Случайное занижение выборки — этот метод направлен на то, чтобы сбалансировать распределение классов путем случайного исключения примеров большинства классов. Это делается до тех пор, пока экземпляры большинства и меньшинства не будут сбалансированы.
Total observations = 5000 Fraudulent Observations = 50 Non-Fraudulent Observations = 4950 Event Rate = 1%
В этом случае мы берем 10% выборок без замены из случаев не мошенничества, а затем объединяем их с примерами мошенничества —
Не мошеннические наблюдения после случайной выборки = 10% из 4950 = 495
Всего наблюдений после объединения их с мошенническими наблюдениями = 50 + 495 = 545
Следовательно, теперь частота событий для нового набора данных после выборки = 9%
Основным преимуществом этого метода является то, что он может сократить время выполнения и улучшить хранение. Но с другой стороны, он может отбрасывать полезную информацию, уменьшая при этом количество выборок обучающих данных.
-
Случайная избыточная выборка — этот метод направлен на балансирование распределения классов путем увеличения числа экземпляров в классе меньшинства путем их репликации.
Случайная избыточная выборка — этот метод направлен на балансирование распределения классов путем увеличения числа экземпляров в классе меньшинства путем их репликации.
Total observations = 5000 Fraudulent Observations = 50 Non-Fraudulent Observations = 4950 Event Rate = 1%
В случае, если мы повторяем 50 мошеннических наблюдений 30 раз, то мошеннические наблюдения после репликации наблюдений класса меньшинства будут 1500. И тогда общее количество наблюдений в новых данных после передискретизации будет 4950 + 1500 = 6450. Следовательно, частота событий для нового набора данных будет 1500/6450 = 23%.
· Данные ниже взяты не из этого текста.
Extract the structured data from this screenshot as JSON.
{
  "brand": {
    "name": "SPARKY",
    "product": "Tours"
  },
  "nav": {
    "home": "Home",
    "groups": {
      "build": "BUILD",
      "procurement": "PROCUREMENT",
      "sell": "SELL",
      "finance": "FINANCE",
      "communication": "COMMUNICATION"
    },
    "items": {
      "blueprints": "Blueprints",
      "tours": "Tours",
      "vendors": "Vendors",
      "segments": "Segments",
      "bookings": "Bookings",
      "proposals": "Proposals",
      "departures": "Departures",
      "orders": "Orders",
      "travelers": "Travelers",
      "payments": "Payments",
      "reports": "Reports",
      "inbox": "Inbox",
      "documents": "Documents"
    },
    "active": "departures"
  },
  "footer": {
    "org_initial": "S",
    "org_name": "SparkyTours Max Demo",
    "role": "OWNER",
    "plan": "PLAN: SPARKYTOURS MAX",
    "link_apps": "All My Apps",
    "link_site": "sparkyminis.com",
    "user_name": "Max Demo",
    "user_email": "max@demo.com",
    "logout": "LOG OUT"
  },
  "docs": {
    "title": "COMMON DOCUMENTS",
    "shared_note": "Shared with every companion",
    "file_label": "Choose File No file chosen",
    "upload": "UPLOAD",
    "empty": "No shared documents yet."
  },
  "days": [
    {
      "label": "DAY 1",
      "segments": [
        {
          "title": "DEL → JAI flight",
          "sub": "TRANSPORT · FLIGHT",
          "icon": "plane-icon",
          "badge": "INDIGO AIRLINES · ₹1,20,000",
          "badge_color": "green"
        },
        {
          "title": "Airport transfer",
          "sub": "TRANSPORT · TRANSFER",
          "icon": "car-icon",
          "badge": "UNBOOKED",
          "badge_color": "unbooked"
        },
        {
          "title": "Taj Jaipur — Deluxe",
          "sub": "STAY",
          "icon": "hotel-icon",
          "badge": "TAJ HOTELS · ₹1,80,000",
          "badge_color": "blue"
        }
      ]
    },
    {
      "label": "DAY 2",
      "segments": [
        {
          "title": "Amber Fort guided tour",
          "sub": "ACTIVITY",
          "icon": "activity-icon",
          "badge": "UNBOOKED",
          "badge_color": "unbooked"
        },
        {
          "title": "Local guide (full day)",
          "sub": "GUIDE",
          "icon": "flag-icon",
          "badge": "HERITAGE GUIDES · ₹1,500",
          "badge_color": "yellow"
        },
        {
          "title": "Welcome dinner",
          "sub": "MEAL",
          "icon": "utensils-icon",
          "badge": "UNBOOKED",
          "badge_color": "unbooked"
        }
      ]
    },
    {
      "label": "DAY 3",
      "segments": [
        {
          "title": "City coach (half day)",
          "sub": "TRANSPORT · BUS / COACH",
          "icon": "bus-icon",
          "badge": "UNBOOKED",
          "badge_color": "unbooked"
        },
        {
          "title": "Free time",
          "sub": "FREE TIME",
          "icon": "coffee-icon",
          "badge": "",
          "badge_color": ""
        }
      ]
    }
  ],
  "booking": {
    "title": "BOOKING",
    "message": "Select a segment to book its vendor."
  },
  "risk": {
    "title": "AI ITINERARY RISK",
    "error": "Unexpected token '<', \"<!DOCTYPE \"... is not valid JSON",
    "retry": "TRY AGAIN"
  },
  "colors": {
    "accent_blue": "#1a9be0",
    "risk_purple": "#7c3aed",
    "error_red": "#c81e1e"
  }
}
Основным преимуществом этого метода является то, что не будет потери полезной информации. Но, с другой стороны, у него повышенные шансы переоснащения, потому что он копирует события класса меньшинства.
Техника ансамбля
Эта методология в основном используется для модификации существующих алгоритмов классификации, чтобы сделать их подходящими для несбалансированных наборов данных. При таком подходе мы строим несколько двухступенчатых классификаторов из исходных данных и затем агрегируем их прогнозы. Случайный лесной классификатор является примером ансамблевого классификатора.